「なぁ、歯が抜けたらさ、取っておく派?それともどっかに投げる派?」
「…は?」
「そう、歯。奥歯でも前歯でも」
「いやそっちの歯じゃないから。驚きと確認の意を表す、は?だわ」
「辞書みたいな説明をするんじゃないよ」
「なんなんだよお前。ていうかなんでいるんだよ」
夢枕に、13年前に急死したはずの親友、圭佑が現れた。生きていれば今年は自分と同じ36歳。だが相手は23歳の
ままで心身ともに止まっているので、当時と変わらずに馬鹿みたいな問を投げかけてくる。
いや、精神年齢で言えば小学生くらいかもしれない。とにかくあの頃のままの親友だった。
死んだ人と夢で話すのは何か悪い兆候なのではと不安になるが、かといって無視できるかといえば、答えはノーだ。
20代前半の僕らはとにかく暇を持て余していて、金はないけど時間だけはある日々を、ひたすら雑談しながら生き
ていた。そのなかで圭佑が考案したのが、この「あなたはどっち派ゲーム」だ。ルールは簡単かつ粗雑で、「どっち派?」
という会話をひたすら続け、面白いテーマを考えたほうが勝ち。思い返すほどにくだらないが、なんだかんだで今よりずっと自由で、世の中のだいたいのことはどうにでもなると思えていた。

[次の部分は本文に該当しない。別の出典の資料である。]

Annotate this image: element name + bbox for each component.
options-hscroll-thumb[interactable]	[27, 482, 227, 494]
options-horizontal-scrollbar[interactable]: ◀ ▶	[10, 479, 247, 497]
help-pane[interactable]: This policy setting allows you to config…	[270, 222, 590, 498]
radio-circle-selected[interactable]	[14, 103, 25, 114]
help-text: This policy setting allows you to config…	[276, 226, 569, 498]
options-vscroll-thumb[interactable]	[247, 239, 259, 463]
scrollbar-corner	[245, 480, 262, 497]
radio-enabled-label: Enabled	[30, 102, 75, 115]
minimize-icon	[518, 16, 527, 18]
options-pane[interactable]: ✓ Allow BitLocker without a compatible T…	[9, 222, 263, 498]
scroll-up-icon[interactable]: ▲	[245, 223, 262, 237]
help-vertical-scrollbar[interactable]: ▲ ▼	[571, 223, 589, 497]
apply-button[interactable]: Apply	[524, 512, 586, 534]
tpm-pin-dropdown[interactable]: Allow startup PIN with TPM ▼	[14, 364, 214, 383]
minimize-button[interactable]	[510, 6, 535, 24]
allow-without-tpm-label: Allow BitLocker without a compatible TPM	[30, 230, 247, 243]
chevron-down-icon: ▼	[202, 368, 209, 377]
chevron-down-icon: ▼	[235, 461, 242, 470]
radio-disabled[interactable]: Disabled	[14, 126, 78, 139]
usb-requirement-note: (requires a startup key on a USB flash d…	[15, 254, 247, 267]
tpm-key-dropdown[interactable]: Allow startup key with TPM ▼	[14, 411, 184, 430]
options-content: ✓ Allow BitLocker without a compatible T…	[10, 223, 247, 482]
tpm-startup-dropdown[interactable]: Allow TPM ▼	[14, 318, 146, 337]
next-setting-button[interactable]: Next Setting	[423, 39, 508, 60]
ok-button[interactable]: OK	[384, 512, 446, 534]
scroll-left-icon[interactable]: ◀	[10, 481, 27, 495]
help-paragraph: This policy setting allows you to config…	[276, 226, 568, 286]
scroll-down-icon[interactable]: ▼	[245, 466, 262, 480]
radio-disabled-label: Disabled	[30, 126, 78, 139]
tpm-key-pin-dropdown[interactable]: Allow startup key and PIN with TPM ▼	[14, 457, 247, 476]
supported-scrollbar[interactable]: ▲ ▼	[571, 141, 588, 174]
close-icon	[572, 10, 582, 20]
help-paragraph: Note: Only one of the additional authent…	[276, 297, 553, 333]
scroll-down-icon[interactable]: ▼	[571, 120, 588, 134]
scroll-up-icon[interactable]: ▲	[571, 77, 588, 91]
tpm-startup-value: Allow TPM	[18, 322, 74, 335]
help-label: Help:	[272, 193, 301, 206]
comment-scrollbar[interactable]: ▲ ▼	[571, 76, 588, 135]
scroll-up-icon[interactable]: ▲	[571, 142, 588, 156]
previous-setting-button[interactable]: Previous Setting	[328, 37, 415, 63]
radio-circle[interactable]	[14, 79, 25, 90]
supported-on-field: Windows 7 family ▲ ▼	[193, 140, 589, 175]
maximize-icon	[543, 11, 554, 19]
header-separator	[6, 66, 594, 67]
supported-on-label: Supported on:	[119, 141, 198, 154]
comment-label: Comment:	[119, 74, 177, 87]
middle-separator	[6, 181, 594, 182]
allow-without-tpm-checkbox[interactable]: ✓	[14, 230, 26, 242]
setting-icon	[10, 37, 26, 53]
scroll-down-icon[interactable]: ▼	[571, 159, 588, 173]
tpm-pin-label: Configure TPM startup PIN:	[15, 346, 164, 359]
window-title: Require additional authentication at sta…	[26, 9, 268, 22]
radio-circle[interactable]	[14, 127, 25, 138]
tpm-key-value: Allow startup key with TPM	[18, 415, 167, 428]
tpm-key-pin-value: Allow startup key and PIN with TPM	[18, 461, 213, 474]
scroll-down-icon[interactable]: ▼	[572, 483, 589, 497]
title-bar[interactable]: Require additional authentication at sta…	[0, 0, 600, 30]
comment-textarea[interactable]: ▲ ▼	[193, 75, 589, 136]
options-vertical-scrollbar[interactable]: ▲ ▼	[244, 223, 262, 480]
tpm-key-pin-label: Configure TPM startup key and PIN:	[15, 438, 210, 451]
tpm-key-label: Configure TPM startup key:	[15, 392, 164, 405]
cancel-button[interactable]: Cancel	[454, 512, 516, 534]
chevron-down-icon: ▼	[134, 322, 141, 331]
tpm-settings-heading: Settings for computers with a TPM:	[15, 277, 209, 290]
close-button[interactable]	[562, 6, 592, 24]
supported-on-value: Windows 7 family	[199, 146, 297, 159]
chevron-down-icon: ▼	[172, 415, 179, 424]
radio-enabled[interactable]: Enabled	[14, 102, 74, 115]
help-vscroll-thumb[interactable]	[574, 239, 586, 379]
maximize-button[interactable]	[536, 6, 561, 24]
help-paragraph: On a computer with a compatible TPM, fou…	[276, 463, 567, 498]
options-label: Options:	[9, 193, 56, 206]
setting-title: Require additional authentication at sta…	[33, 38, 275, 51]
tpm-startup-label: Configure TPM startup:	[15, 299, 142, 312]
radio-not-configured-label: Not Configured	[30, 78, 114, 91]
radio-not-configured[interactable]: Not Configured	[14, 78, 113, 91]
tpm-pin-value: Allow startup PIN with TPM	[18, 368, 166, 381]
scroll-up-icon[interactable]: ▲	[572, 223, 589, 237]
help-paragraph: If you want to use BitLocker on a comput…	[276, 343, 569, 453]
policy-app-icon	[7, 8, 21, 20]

「カラオケでさ、Ah- とか yeah- とかの部分あるじゃん?あれ歌う派?」
そもそも大学に入学したばかりの頃、僕らが仲良くなった最初の会話がこれだったのだ。「その部分を歌いたくな
いから誰かに話しかけてごまかすよね」という意見で一致し、その後2人で授業をサボってカラオケに行ったものの、
肝心のAh- 部分がある曲がひとつも出てこなかったのもいい思い出だ。まぁ、そんなことよりも。

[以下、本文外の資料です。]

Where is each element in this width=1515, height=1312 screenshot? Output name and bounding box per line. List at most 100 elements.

「なぁ圭佑、久しぶりなんだからもっと話すことがあるだろ」
しかし、夢枕の親友はあまり饒舌ではなさそうだ。
とはいえ夢なのだから、目の前の親友は自分の潜在意識か何かが映し出した存在なのかもしれない。きっと会い
たかったのだ。彼に。
「お前ふざけんなよ。勝手にいなくなって。こちとら今も前途多難な大人を生きてるんだわ」
「・・・」
不謹慎かもしれないが、僕はずっと圭佑のことを「早くあがれた奴」と思ってきた。人生ゲームでもマリオカートでも、早くゴールに着いて競争を終えた人に軍配があがるから。だったらあいつは勝者だ。

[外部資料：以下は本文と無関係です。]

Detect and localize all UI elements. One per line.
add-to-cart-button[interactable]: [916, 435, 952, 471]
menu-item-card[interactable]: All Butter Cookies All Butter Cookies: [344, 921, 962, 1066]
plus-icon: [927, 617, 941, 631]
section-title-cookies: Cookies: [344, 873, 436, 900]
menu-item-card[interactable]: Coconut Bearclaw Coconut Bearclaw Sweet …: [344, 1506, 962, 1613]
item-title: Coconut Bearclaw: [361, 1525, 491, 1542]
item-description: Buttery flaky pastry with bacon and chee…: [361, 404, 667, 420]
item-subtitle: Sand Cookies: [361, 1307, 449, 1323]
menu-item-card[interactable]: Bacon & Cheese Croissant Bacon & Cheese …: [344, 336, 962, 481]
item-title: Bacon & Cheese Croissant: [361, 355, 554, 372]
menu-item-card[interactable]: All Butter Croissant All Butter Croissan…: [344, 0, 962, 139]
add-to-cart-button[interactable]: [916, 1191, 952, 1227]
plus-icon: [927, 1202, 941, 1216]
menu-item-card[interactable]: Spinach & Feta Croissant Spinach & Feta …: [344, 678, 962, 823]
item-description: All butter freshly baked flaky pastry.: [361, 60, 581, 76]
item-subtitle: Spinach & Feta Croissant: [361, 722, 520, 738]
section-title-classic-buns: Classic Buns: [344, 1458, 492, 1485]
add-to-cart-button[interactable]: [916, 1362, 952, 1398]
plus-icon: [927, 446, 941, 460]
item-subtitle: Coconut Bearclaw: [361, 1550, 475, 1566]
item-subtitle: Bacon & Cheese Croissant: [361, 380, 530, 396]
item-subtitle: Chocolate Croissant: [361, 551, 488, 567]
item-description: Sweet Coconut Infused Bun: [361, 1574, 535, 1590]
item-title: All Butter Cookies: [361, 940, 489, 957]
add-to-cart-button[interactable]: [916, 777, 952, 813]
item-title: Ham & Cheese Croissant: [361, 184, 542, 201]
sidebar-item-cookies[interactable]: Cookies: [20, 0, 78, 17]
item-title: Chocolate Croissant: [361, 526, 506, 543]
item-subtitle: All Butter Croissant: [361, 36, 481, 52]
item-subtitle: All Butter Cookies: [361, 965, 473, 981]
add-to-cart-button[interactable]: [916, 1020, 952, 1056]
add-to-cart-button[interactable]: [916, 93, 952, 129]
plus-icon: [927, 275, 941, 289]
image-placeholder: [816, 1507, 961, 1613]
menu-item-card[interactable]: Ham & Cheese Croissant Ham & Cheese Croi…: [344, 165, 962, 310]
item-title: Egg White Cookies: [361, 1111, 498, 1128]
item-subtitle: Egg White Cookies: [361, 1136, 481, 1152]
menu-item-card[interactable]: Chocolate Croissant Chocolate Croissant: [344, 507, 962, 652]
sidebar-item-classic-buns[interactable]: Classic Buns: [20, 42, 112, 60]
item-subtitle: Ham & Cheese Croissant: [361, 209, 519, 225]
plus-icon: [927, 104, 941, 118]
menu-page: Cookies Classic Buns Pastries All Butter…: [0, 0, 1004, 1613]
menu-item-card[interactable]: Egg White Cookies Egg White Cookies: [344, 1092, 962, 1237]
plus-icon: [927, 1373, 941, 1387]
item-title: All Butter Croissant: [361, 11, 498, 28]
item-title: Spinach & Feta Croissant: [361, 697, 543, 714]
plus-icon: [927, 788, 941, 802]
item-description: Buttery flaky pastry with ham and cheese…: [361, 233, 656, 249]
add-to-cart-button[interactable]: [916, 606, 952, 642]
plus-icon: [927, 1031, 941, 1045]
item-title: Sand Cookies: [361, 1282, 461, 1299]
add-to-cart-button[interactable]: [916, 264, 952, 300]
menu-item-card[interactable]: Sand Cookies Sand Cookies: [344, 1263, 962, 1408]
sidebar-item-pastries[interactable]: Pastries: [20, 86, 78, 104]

長く居続けたほうが勝ちなんて、昔2人で通ったサウナで我慢対決をしたときくらいじゃないか。
そうでも思わないと、これからも折に触れて付き合っていくはずだった親友の不在を認めることができなかったの
かもしれない。
赤提灯のぶら下がる居酒屋で互いの上司の愚痴を言い合いたかったし、結婚式の友人代表スピーチもお願いし
たかった。寂しいなんて単純な言葉では説明しきれない感情が、ここのところ特に、心の奥底にずっとある。
「なぁ、ピースオブケイクの意味ってわかる?」
―と、言われたところで目覚めてしまった。
夢ってこわい。しかも亡き親友の言葉だと思うと、余計にこわい。なにかのメッセージなんだろうか。
ピースオブケイク。お前ならどうにでもなるだろってこと?
時計を見ると朝の7時になっていた。ダイニングキッチンのほうから、香ばしい匂いが届く。妻がコーヒーでも淹れてくれているのだろう。
ひとまず起きようかとベッドから降りながらふと思った。
…朝飯前?
わざわざ夢にまで出てきて、そんなくだらない謎掛けをしてきたならまじで殺す。死んでるけど。
どうせ今日は在宅勤務だ。ゆっくり朝ごはんを食べながら、このことを妻に話してみよう。友よ、今日も世界は少しさびしくて、なんだかんだで愛おしい。